David Crystal’s ‘Keep your English up to date’

If you want to entertain your students and improve their vocabulary, you will love David Crystal’s series on BBC Learning English. You can listen to a funny etymological description of the word and download a detailed lesson plan with lots of exercises. You can decide if you just need a 5-minute warmer or filler, but you can also have a 45-minute lesson using the exercises from the website.

Link to the first series here.

First lessons – one

In case you don’t really have any genuine ideas for your first lesson, you should try Adrian Underhill’s pronunciation lesson (you might want to get his book, too). Here you can find a short video, but it is worth buying the DVD as well. I watched it several times, learnt his method, and since then I have used it in elementary schools with teenagers, international companies with managers and engineers, and they all loved and used it.

It is very important that you can always adapt the lesson for your groups, using different vocabulary, pictures, example sentences. Don’t be lazy, and follow his suggestions, i.e. teach all the phonetic chart and keep a copy on the classroom wall. You can also carry one with yourself and just pin or blu-tack it onto the wall. Your students will start using it after a while without your help.

I usually start with the vowels, and draw pictures of simple things around the chart, without writing their names under them. This way the students have to pronounce the word they think of looking at the image, and choose a phonetic sign that goes with it.

I also draw a grid into the chart, and just say A2, which stands for “i”. The students have to find the word that matches the sound.

You can have lots of fun with the chart. Your facial muscles might get very tired after 4 lessons, but your students will go home with the biggest smile of their faces and they will always remember this lesson.

My ‘no-book’ situations

You can read a brilliant article from the brilliant Adrian Underhill here on teaching without a coursebook, and I must say that I totally agree with him on this question. For a very long time I was obsessed with finding the right coursebook for my groups and students, but then I found myself in some strange teaching situations where I simply couldn’t or wasn’t ‘allowed’ to use books.

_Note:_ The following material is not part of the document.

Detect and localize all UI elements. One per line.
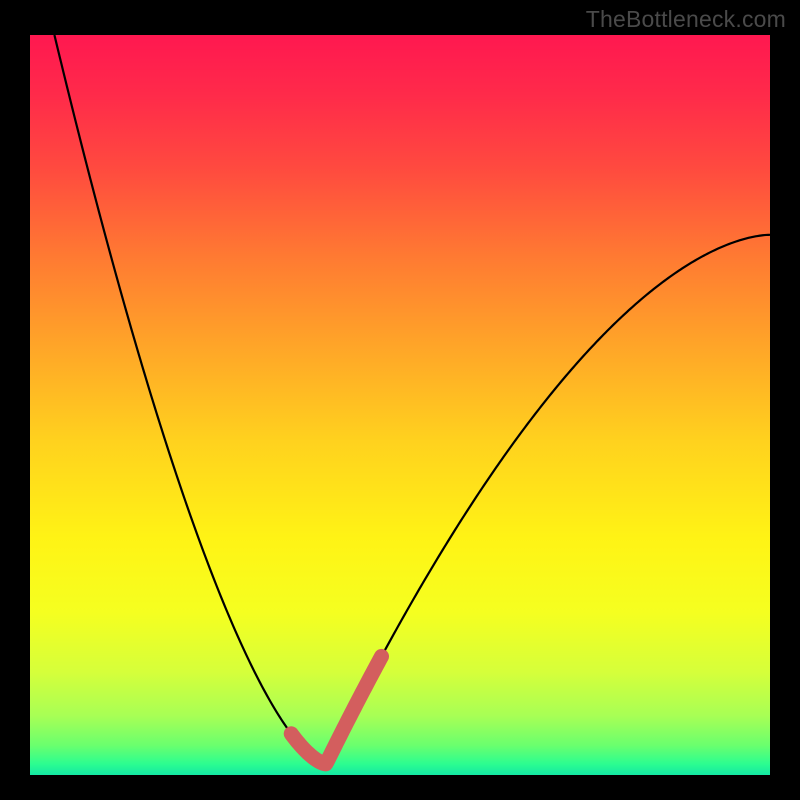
watermark-text: TheBottleneck.com: [586, 6, 786, 33]
bottleneck-chart: [30, 35, 770, 775]
gradient-background: [30, 35, 770, 775]
chart-frame: TheBottleneck.com: [0, 0, 800, 800]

1.) ‘Madrelingua in classe’ project. You are sent to some elementary and middle schools to do conversational classes with 20-25 kids in the classroom. You cannot follow (and why would you?) their school book syllabus, and you are there with 25 kids and a blackboard. The school is not going to buy books for a 20-hour course, there aren’t any digital projectors around, no interactive whiteboards (even if the school had one, everyone would be scared to use it),  and you can make only a limited number of photocopies.

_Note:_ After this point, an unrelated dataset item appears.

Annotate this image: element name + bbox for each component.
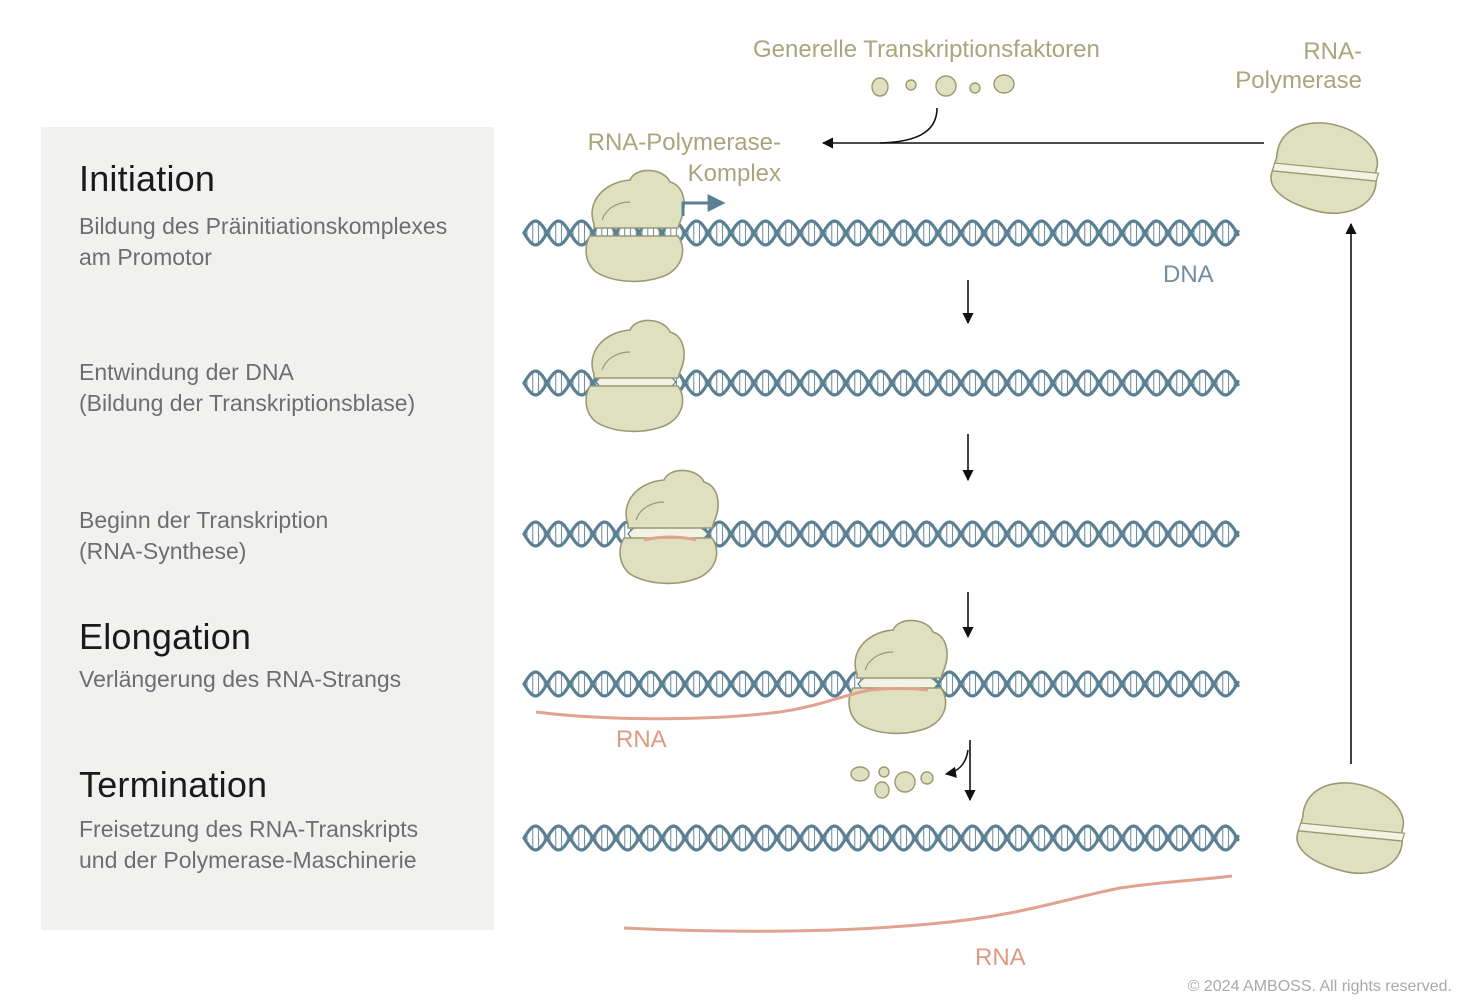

2.) Top international bank in the centre of Milan. It is 5.30 in the evening. Lesson with the “Wealth Manager”. Really nice, intermediate-level student. Also very tired. He has done five different types of courses with ten different teachers, and he looks a bit doubtful when you try to introduce a new book to start another evening course. He is also ‘allergic’ to paper, traumatic childhood memories flooding over your student, making him look like a little boy again. You decide that you will be better off without a book for the course.

3.) Group course at international aviation company. Four engineers in a room. They have studied and worked in England, India, the USA, and they have also taken B2 and C1 level exams. They have been learning English for 15 years but their company decided to reward them for their results. Do these people want to start yet another C1 level course? Are they all at the same level? No-coursebook situation, again.

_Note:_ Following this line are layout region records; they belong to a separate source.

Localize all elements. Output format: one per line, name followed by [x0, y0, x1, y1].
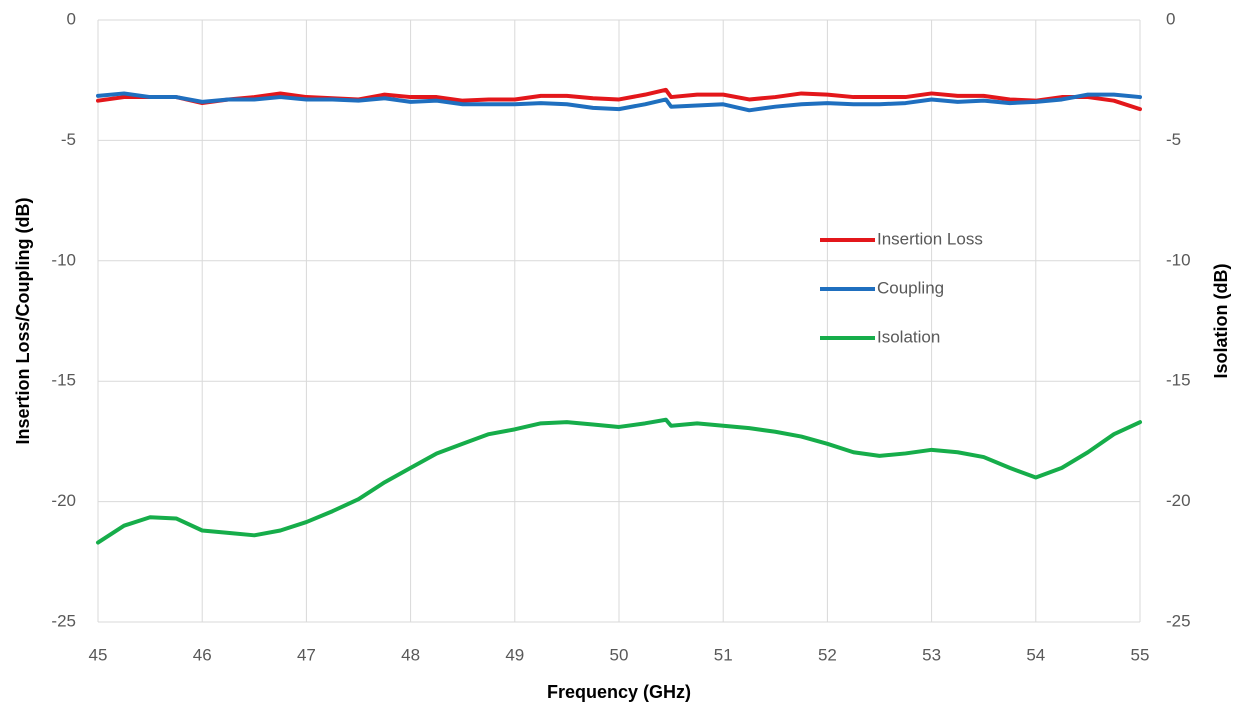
x-tick-label: 52 [818, 645, 837, 664]
series-line [96, 417, 1142, 545]
y2-axis-title: Isolation (dB) [1211, 264, 1231, 379]
y-tick-label: -5 [61, 130, 76, 149]
y-axis-title: Insertion Loss/Coupling (dB) [13, 198, 33, 445]
y2-tick-label: 0 [1166, 9, 1175, 28]
x-tick-label: 49 [505, 645, 524, 664]
series-line [96, 91, 1142, 113]
x-tick-label: 48 [401, 645, 420, 664]
y2-tick-label: -5 [1166, 130, 1181, 149]
x-tick-label: 53 [922, 645, 941, 664]
x-tick-label: 46 [193, 645, 212, 664]
y-tick-label: -25 [51, 611, 76, 630]
legend-label: Insertion Loss [877, 229, 983, 248]
x-tick-label: 51 [714, 645, 733, 664]
y2-tick-label: -10 [1166, 250, 1191, 269]
y2-tick-label: -25 [1166, 611, 1191, 630]
legend-label: Isolation [877, 327, 940, 346]
x-tick-label: 50 [610, 645, 629, 664]
x-tick-label: 45 [89, 645, 108, 664]
y-tick-label: -10 [51, 250, 76, 269]
series-line [96, 87, 1142, 112]
y-tick-label: -15 [51, 371, 76, 390]
x-tick-label: 54 [1026, 645, 1045, 664]
y-tick-label: 0 [67, 9, 76, 28]
y2-tick-label: -20 [1166, 491, 1191, 510]
y-tick-label: -20 [51, 491, 76, 510]
legend-label: Coupling [877, 278, 944, 297]
x-tick-label: 55 [1131, 645, 1150, 664]
x-tick-label: 47 [297, 645, 316, 664]
x-axis-title: Frequency (GHz) [547, 682, 691, 702]
y2-tick-label: -15 [1166, 371, 1191, 390]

4.) Major language school in Milan. End of October. Young Learners course. Books ordered in September still nowhere. You have already had 5 lessons with your 8-year-olds. Apart from doing sample tests, would you start a new coursebook with unit 1, after having taught 5 lessons? Do authors actually know how much vocabulary these schoolkids know and use? You decide to order sample tests, and carry on without a coursebook, again.